In late 2021, the commerce department added 34 China-based entities to a blacklist, citing some for involvement in the creation of biotechnology that includes “purported brain-control weaponry” and of “acting contrary to the foreign policy or national security interests” of the US.
Nathan Beauchamp-Mustafaga, a policy analyst at the Rand Corporation and author the China Brief, has warned of an “evolution in warfare, moving from the natural and material domains – land, maritime, air and electromagnetic – into the realm of the human mind”.
Farahany argues that societies need to go further than addressing cognitive warfare or banning TikTok. Legislation to establish brain rights or cognitive liberties are needed alongside raising awareness of risks of intrusion posed by digital platforms integrated with advances in neuroscience.
“Neuro rights” laws, which include protections on the use of biometric data in health and legal settings, are already being drawn up. Two years ago, Chile became the first nation to add articles into its constitution to explicitly address the challenges of emerging neurotechnologies.
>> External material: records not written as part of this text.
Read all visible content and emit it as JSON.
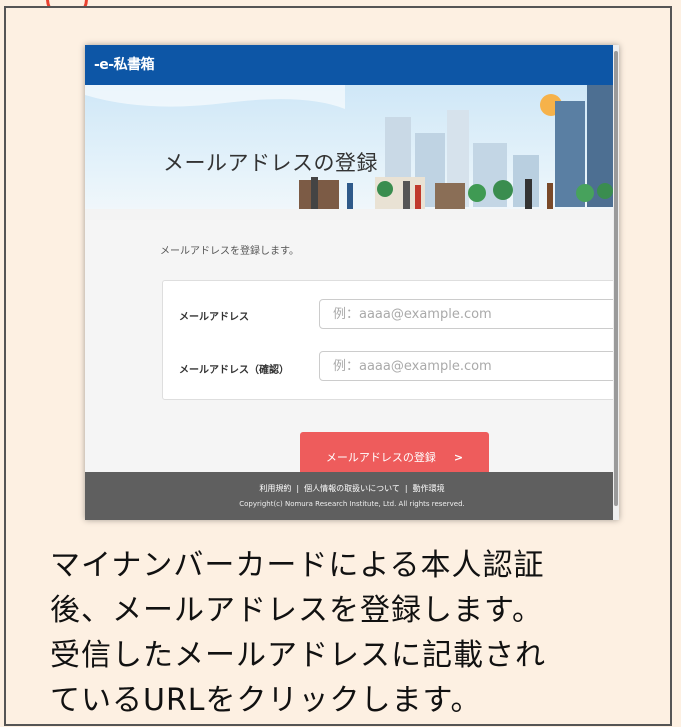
{
  "header": {
    "logo": "-e-私書箱"
  },
  "banner": {
    "title": "メールアドレスの登録"
  },
  "content": {
    "intro": "メールアドレスを登録します。",
    "form": {
      "email_label": "メールアドレス",
      "email_placeholder": "例：aaaa@example.com",
      "email_confirm_label": "メールアドレス（確認）",
      "email_confirm_placeholder": "例：aaaa@example.com"
    },
    "submit": {
      "label": "メールアドレスの登録",
      "chevron": ">"
    }
  },
  "footer": {
    "links": [
      "利用規約",
      "個人情報の取扱いについて",
      "動作環境"
    ],
    "separator": "|",
    "copyright": "Copyright(c) Nomura Research Institute, Ltd. All rights reserved."
  },
  "caption": {
    "lines": [
      "マイナンバーカードによる本人認証",
      "後、メールアドレスを登録します。",
      "受信したメールアドレスに記載され",
      "ているURLをクリックします。"
    ]
  },
  "colors": {
    "header": "#0d56a6",
    "submit": "#ee5c5c",
    "footer": "#5f5f5f",
    "page_background": "#fdf0e2",
    "step_badge": "#e8402f"
  },
  "icons": [
    "chevron-right-icon"
  ]
}
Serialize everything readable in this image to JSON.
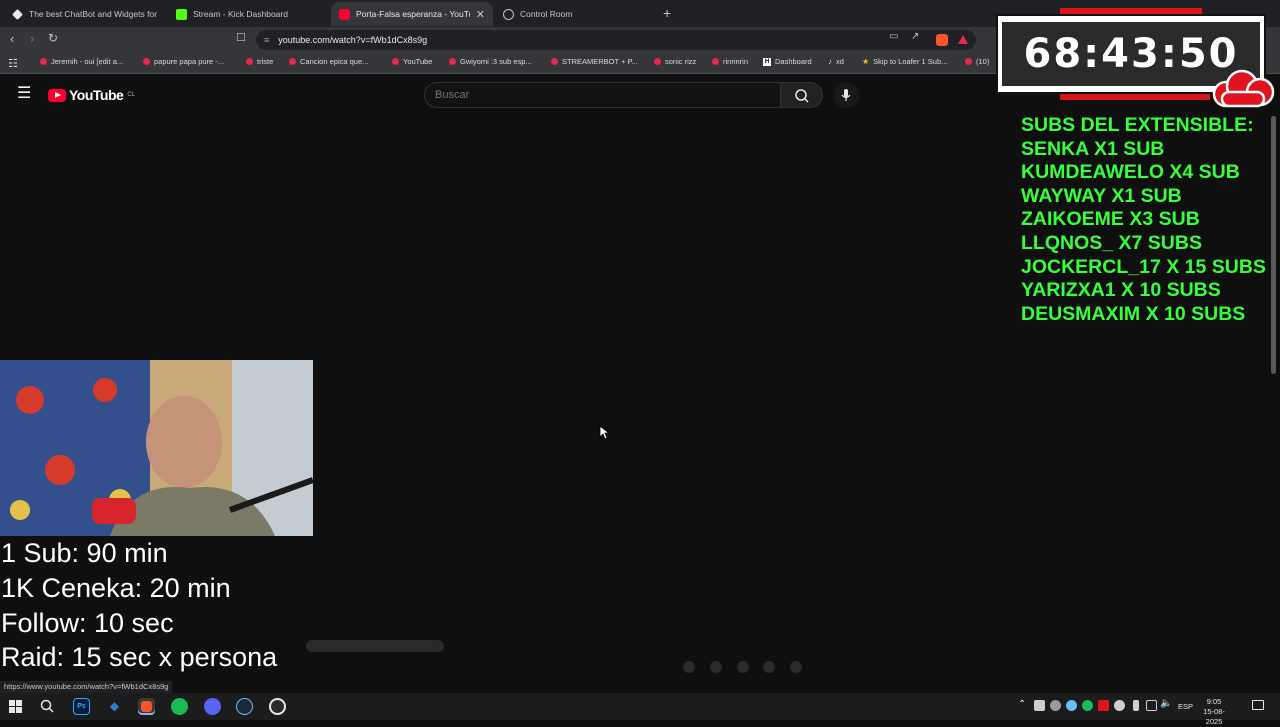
{
  "browser": {
    "tabs": [
      {
        "title": "The best ChatBot and Widgets for Ki",
        "icon": "diamond-icon",
        "color": "#e8eaed",
        "active": false
      },
      {
        "title": "Stream - Kick Dashboard",
        "icon": "kick-icon",
        "color": "#53fc18",
        "active": false
      },
      {
        "title": "Porta-Falsa esperanza - YouTube",
        "icon": "youtube-icon",
        "color": "#ff0033",
        "active": true
      },
      {
        "title": "Control Room",
        "icon": "globe-icon",
        "color": "#bdc1c6",
        "active": false
      }
    ],
    "new_tab_label": "+",
    "url": "youtube.com/watch?v=fWb1dCx8s9g",
    "bookmarks": [
      "Jeremih - oui [edit a...",
      "papure papa pure -...",
      "triste",
      "Cancion epica que...",
      "YouTube",
      "Gwiyomi :3 sub esp...",
      "STREAMERBOT + P...",
      "sonic rizz",
      "rinrinrin",
      "Dashboard",
      "xd",
      "Skip to Loafer 1 Sub...",
      "(10)"
    ],
    "status_url": "https://www.youtube.com/watch?v=fWb1dCx8s9g"
  },
  "youtube": {
    "logo_text": "YouTube",
    "country_code": "CL",
    "search_placeholder": "Buscar"
  },
  "overlay": {
    "timer": "68:43:50",
    "subs_title": "SUBS DEL EXTENSIBLE:",
    "subs": [
      "SENKA X1 SUB",
      "KUMDEAWELO X4 SUB",
      "WAYWAY X1 SUB",
      "ZAIKOEME X3 SUB",
      "LLQNOS_ X7 SUBS",
      "JOCKERCL_17 X 15 SUBS",
      "YARIZXA1 X 10 SUBS",
      "DEUSMAXIM X 10 SUBS"
    ],
    "rates": [
      "1 Sub: 90 min",
      "1K Ceneka: 20 min",
      "Follow: 10 sec",
      "Raid: 15 sec x persona"
    ],
    "subs_color": "#37ff3a"
  },
  "taskbar": {
    "language": "ESP",
    "time": "9:05",
    "date": "15-08-2025"
  }
}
The US state of Wisconsin has also passed laws on the collection of biometric data regarding the brain.
Most legal protections are around the disclosure of the collection of brain data, not around neuro rights themselves.
“There’s no comprehensive right to cognitive liberty, as I define it, that applies to far more than neurotechnologies but applies to self-determination over our brains and mental experiences, which applies to so many of the digital technologies we’re approaching today,” Farahany said.
Or, as Farahany writes in her book: “Will George Orwell’s dystopian vision of thoughtcrime become a modern-day reality?”
The answer could be yes, no or maybe, but none of it precludes an urgent need for formal brain protections that legislators or commercial interests may not be inclined to establish, Farahany believes.
She said: “Cognitive liberty is part of a much broader conversation that I believe is incredibly urgent given everything that is already happening, and the increasingly precision with which it’s going to happen, within neurotechnology.”